A single IdZ-ES platoon system equips roughly 35 soldiers and includes far more than uniforms and kit. It integrates IT systems, optics and optronics, communications equipment, protective gear and load-carrying solutions into a coherent digital architecture. Rheinmetall acts as general contractor, managing system responsibility and orchestrating more than 30 subcontractors.

In other words: this is industrial-scale systems engineering applied to the lowest tactical level of warfare.

New Capabilities, Old Reality

The updated configuration, labeled “VJTF+”, reflects lessons learned from modern battlefields. Portable drone warning systems such as the Wingman 105 now alert soldiers acoustically and visually via the battle management system. A new battery generation increases energy capacity by around 40 percent, reducing the number of batteries soldiers must carry from six to four—small numbers with real operational impact.

Additional upgrades include helmet-mounted laser warning systems and the ability to operate optronic devices remotely within the system. Older components are being phased out, while interoperability with vehicle platforms is being prepared, enabling connection to the Bundeswehr’s flagship digitization initiative: Digitalisation of Land-Based Operations (D-LBO).

The Bigger Picture: Digitizing the Battlefield

IdZ-ES is not an isolated project. It is the connective tissue between individual soldiers, vehicles, and command levels in a broader digital battlespace. Under D-LBO, more than 10,000 combat and support vehicles are scheduled to be integrated into a unified command-and-information network by mid-2030.

Here, IdZ-ES plays a critical role as the lowest tactical node—linking the infantryman to vehicles like the Puma infantry fighting vehicle and onward to higher command.

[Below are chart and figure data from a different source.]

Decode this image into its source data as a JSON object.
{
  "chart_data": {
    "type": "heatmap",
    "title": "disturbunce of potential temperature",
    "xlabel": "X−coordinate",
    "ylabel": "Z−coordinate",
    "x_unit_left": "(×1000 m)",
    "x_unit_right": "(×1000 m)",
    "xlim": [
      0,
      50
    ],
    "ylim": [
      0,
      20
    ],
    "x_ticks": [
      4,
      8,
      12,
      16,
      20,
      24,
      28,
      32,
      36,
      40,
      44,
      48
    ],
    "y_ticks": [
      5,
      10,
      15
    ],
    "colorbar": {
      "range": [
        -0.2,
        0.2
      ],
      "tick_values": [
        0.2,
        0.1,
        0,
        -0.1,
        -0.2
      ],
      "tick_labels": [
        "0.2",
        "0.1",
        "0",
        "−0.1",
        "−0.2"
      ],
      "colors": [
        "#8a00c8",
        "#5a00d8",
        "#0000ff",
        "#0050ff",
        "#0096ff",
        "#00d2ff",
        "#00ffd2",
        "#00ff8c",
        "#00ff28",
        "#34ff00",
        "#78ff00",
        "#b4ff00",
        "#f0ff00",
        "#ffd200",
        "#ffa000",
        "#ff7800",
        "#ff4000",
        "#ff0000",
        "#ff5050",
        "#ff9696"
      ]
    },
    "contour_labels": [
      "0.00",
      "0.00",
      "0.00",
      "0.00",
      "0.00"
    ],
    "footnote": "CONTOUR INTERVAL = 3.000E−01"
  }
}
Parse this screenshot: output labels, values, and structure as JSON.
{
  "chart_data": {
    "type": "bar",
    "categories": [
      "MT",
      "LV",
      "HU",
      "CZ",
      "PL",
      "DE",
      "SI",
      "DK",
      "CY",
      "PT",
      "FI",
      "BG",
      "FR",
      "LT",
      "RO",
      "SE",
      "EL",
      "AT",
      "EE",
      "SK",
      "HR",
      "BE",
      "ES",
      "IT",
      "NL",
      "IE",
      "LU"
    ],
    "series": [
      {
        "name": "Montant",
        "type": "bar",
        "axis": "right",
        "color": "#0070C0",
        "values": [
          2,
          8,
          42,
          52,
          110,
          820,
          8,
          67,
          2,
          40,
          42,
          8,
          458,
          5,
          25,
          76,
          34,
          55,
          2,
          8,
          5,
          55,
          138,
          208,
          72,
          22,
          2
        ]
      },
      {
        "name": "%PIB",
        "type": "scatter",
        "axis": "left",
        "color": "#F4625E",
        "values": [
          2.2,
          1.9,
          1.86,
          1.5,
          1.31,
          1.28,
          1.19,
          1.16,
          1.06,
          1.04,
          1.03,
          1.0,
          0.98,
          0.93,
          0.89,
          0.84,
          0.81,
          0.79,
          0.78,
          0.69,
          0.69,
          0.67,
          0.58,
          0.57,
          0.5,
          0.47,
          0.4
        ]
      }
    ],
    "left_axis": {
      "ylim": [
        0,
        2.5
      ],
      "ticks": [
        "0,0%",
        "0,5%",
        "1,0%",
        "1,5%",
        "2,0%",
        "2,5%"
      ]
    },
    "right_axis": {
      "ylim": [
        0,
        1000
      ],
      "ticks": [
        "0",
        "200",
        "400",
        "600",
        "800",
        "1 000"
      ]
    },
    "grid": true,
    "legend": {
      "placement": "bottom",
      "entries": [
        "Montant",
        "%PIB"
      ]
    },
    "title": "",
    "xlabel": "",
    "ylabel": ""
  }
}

Roughly 20 equipment components spread across leadership, combat effectiveness, protection, and survivability form the backbone of this digital soldier concept.

A Strategic Signal

Beyond hardware, the scale of the contract sends a political message. Signed originally in February 2025 as the largest soldier-system procurement in Bundeswehr history, the framework contract reflects a strategic shift: Germany is investing not just in platforms, but in digitally empowered personnel.

In modern warfare, information flow is firepower. With IdZ-ES, Germany is betting that the future infantryman is not defined by what they carry—but by what they are connected to.